Le 14 mai 1941, Ajzyk Majer est arrêté dans la Rafle du Billet Vert à Paris et interné le jour-même au Camp de Pithiviers n° 1284. Il est « remis aux autorités d’occupation » et déporté le 17 juillet 1942 à Auschwitz par le convoi n°6. Beila/Berthe subira le même sort quelques jours plus tard.
“Lorsqu’avec Israël/Marcel, on est arrivés à Broût-Vernay, au Château des Morelles, on était loin d’imaginer qu’on y resterait 3 ans”, se souvient Charlotte. “On a fini par être dénoncés. Les Allemands sont venus nous visiter à deux reprises et il a fallu partir. Je me souviens que nous formions une grande famille, le personnel était très gentil, à l’école aussi, mais tous avaient la peur au ventre. Heureusement que j’étais avec mon frère… Nous, on n’avait qu’une idée en tête : retrouver nos parents.”
Après l’arrestation de Joseph COGAN et de ses enfants Albert et Fanny la « Colonie » va se disperser. Marcel et Charlotte sont séparés. “Ils ont du penser : “S’il y en a un qui est pris, l’autre sera peut-être sauvé”.
Israël/Marcel est envoyé à Moissac, dans le Tarn-et-Garonne et Charlotte dans la famille MIGEOIS à Ballaison (Haute-Savoie) où elle restera jusqu’à la fin de la guerre et même après. Elle se souvient qu’elle et son amie Catherine LAZAR furent accueillies à leur arrivée par le curé de Douvaine. Elles se revoient aussi monter à travers les vignes la nuit pour ne pas être vues. “Je n’ai appris qu’en 1945 que mon frère avait séjourné à Moissac. La guerre était finie, et on est venue me chercher chez les catholiques chez qui j’étais cachée pour m’envoyer dans une autre Maison d’Enfants, “La Chaumière”, à St-Paul en Chablay, en Haute-Savoie. On m’avait dit que c’était pour rejoindre mon frère…”
Finalement, Charlotte est rapatriée à Paris. Elle y retrouve sa tante, qui la garde auprès d’elle au 117 rue de Belleville dans le 19e. « Mais comme ils ne me donnaient toujours pas de nouvelle de mon frère, j’ai préféré retourner chez les gens chez qui j’étais cachée à Ballaison depuis fin novembre 43. »
La vie suit son cours. Charlotte se marie, et entreprend des recherches. « Ce n’est qu’en 1994 que j’ai pu enfin obtenir une information sérieuse. Mes enfants m’avaient payé un voyage en Israël et, au cours d’une visite, j’ai fait la connaissance d’une personne à qui j’ai raconté mon histoire et qui m’a promis de m’aider.

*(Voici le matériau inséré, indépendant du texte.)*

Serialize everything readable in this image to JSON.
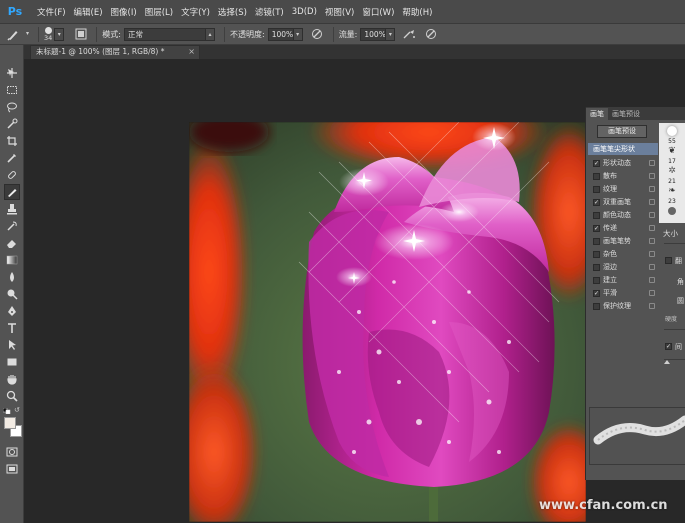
{
  "app": {
    "logo": "Ps"
  },
  "menu": [
    "文件(F)",
    "编辑(E)",
    "图像(I)",
    "图层(L)",
    "文字(Y)",
    "选择(S)",
    "滤镜(T)",
    "3D(D)",
    "视图(V)",
    "窗口(W)",
    "帮助(H)"
  ],
  "options": {
    "brush_size": "34",
    "mode_label": "模式:",
    "mode_value": "正常",
    "opacity_label": "不透明度:",
    "opacity_value": "100%",
    "flow_label": "流量:",
    "flow_value": "100%"
  },
  "document": {
    "tab_title": "未标题-1 @ 100% (图层 1, RGB/8) *",
    "close_symbol": "×"
  },
  "brush_panel": {
    "tabs": [
      "画笔",
      "画笔预设"
    ],
    "preset_button": "画笔预设",
    "tip_shape": "画笔笔尖形状",
    "options": [
      {
        "label": "形状动态",
        "checked": true
      },
      {
        "label": "散布",
        "checked": false
      },
      {
        "label": "纹理",
        "checked": false
      },
      {
        "label": "双重画笔",
        "checked": true
      },
      {
        "label": "颜色动态",
        "checked": false
      },
      {
        "label": "传递",
        "checked": true
      },
      {
        "label": "画笔笔势",
        "checked": false
      },
      {
        "label": "杂色",
        "checked": false
      },
      {
        "label": "湿边",
        "checked": false
      },
      {
        "label": "建立",
        "checked": false
      },
      {
        "label": "平滑",
        "checked": true
      },
      {
        "label": "保护纹理",
        "checked": false
      }
    ],
    "brush_sizes": [
      "55",
      "17",
      "21",
      "23"
    ],
    "size_label": "大小",
    "flip_label": "翻",
    "angle_label": "角",
    "round_label": "圆",
    "hardness_label": "硬度",
    "spacing_label": "间",
    "spacing_checked": true
  },
  "watermark": "www.cfan.com.cn",
  "colors": {
    "menubar": "#4a4a4a",
    "panel": "#535353",
    "canvas_bg": "#282828",
    "accent": "#31a8ff",
    "selected_row": "#6b7f9c"
  }
}
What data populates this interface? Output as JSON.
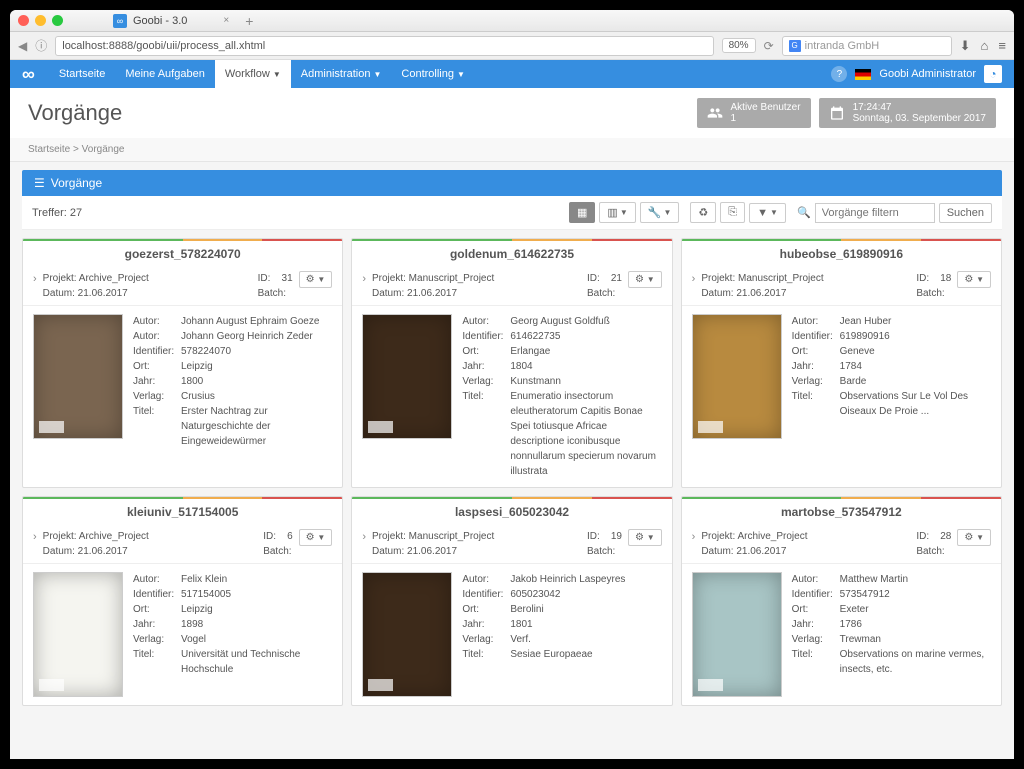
{
  "browser": {
    "tab_title": "Goobi - 3.0",
    "url": "localhost:8888/goobi/uii/process_all.xhtml",
    "zoom": "80%",
    "search_placeholder": "intranda GmbH"
  },
  "nav": {
    "items": [
      "Startseite",
      "Meine Aufgaben",
      "Workflow",
      "Administration",
      "Controlling"
    ],
    "user": "Goobi Administrator"
  },
  "header": {
    "title": "Vorgänge",
    "active_users_label": "Aktive Benutzer",
    "active_users_count": "1",
    "time": "17:24:47",
    "date": "Sonntag, 03. September 2017"
  },
  "breadcrumb": {
    "home": "Startseite",
    "current": "Vorgänge"
  },
  "panel": {
    "title": "Vorgänge",
    "treffer": "Treffer: 27",
    "filter_placeholder": "Vorgänge filtern",
    "search_btn": "Suchen"
  },
  "labels": {
    "projekt": "Projekt:",
    "datum": "Datum:",
    "id": "ID:",
    "batch": "Batch:",
    "autor": "Autor:",
    "identifier": "Identifier:",
    "ort": "Ort:",
    "jahr": "Jahr:",
    "verlag": "Verlag:",
    "titel": "Titel:"
  },
  "cards": [
    {
      "title": "goezerst_578224070",
      "projekt": "Archive_Project",
      "datum": "21.06.2017",
      "id": "31",
      "batch": "",
      "thumb": "tan-dark",
      "fields": [
        [
          "Autor",
          "Johann August Ephraim Goeze"
        ],
        [
          "Autor",
          "Johann Georg Heinrich Zeder"
        ],
        [
          "Identifier",
          "578224070"
        ],
        [
          "Ort",
          "Leipzig"
        ],
        [
          "Jahr",
          "1800"
        ],
        [
          "Verlag",
          "Crusius"
        ],
        [
          "Titel",
          "Erster Nachtrag zur Naturgeschichte der Eingeweidewürmer"
        ]
      ]
    },
    {
      "title": "goldenum_614622735",
      "projekt": "Manuscript_Project",
      "datum": "21.06.2017",
      "id": "21",
      "batch": "",
      "thumb": "brown",
      "fields": [
        [
          "Autor",
          "Georg August Goldfuß"
        ],
        [
          "Identifier",
          "614622735"
        ],
        [
          "Ort",
          "Erlangae"
        ],
        [
          "Jahr",
          "1804"
        ],
        [
          "Verlag",
          "Kunstmann"
        ],
        [
          "Titel",
          "Enumeratio insectorum eleutheratorum Capitis Bonae Spei totiusque Africae descriptione iconibusque nonnullarum specierum novarum illustrata"
        ]
      ]
    },
    {
      "title": "hubeobse_619890916",
      "projekt": "Manuscript_Project",
      "datum": "21.06.2017",
      "id": "18",
      "batch": "",
      "thumb": "tan",
      "fields": [
        [
          "Autor",
          "Jean Huber"
        ],
        [
          "Identifier",
          "619890916"
        ],
        [
          "Ort",
          "Geneve"
        ],
        [
          "Jahr",
          "1784"
        ],
        [
          "Verlag",
          "Barde"
        ],
        [
          "Titel",
          "Observations Sur Le Vol Des Oiseaux De Proie ..."
        ]
      ]
    },
    {
      "title": "kleiuniv_517154005",
      "projekt": "Archive_Project",
      "datum": "21.06.2017",
      "id": "6",
      "batch": "",
      "thumb": "white",
      "fields": [
        [
          "Autor",
          "Felix Klein"
        ],
        [
          "Identifier",
          "517154005"
        ],
        [
          "Ort",
          "Leipzig"
        ],
        [
          "Jahr",
          "1898"
        ],
        [
          "Verlag",
          "Vogel"
        ],
        [
          "Titel",
          "Universität und Technische Hochschule"
        ]
      ]
    },
    {
      "title": "laspsesi_605023042",
      "projekt": "Manuscript_Project",
      "datum": "21.06.2017",
      "id": "19",
      "batch": "",
      "thumb": "brown",
      "fields": [
        [
          "Autor",
          "Jakob Heinrich Laspeyres"
        ],
        [
          "Identifier",
          "605023042"
        ],
        [
          "Ort",
          "Berolini"
        ],
        [
          "Jahr",
          "1801"
        ],
        [
          "Verlag",
          "Verf."
        ],
        [
          "Titel",
          "Sesiae Europaeae"
        ]
      ]
    },
    {
      "title": "martobse_573547912",
      "projekt": "Archive_Project",
      "datum": "21.06.2017",
      "id": "28",
      "batch": "",
      "thumb": "blue",
      "fields": [
        [
          "Autor",
          "Matthew Martin"
        ],
        [
          "Identifier",
          "573547912"
        ],
        [
          "Ort",
          "Exeter"
        ],
        [
          "Jahr",
          "1786"
        ],
        [
          "Verlag",
          "Trewman"
        ],
        [
          "Titel",
          "Observations on marine vermes, insects, etc."
        ]
      ]
    }
  ]
}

Elle m’a communiqué une adresse à laquelle j’ai écrit. C’est comme ça que j’ai appris que mon frère, Israël/Marcel SENDYK, aurait vécu en Israël de 1948 à 1963. J’ai ensuite reçu un document de l’ambassade d’Israël qui confirmait cette information mais ignorait où il était parti ensuite. Jusqu’à ce que j’apprenne, de courriers en courriers, par le Consulat général d’Israël à New-York qu’il avait transité par les USA. Voici ce que dit cette lettre datée du 30 mars 2001 : « Suite à votre courrier du 15/11/2000, adressé au consulat général de NY, nos services ont l’honneur de vous délivrer par nos intermédiaires un extrait du registre de la population au nom de M. Marcel SENDYK. »
« Donc il aurait été répertorié dans la population de New-York, c’est ce que je crois comprendre. Pourtant, les nombreux courriers que j’ai encore envoyés dans les années 2008, 2010 et au-delà à plusieurs sections consulaires israéliennes en France ou aux Etats-Unis ne m’ont jamais permis d’en savoir davantage. Je voudrais savoir quelle a été sa vie après, s’il a été marié, s’il a eu des enfants, s’il est en vie. Je dis souvent à mes enfants, le passé est douloureux, toute ma famille a péri dans les fours crématoires, mais mon frère, je ne sais pas la vie qu’il a eue ».
Aujourd’hui, en 2016, Israël/Marcel SENDYK aurait 87 ans.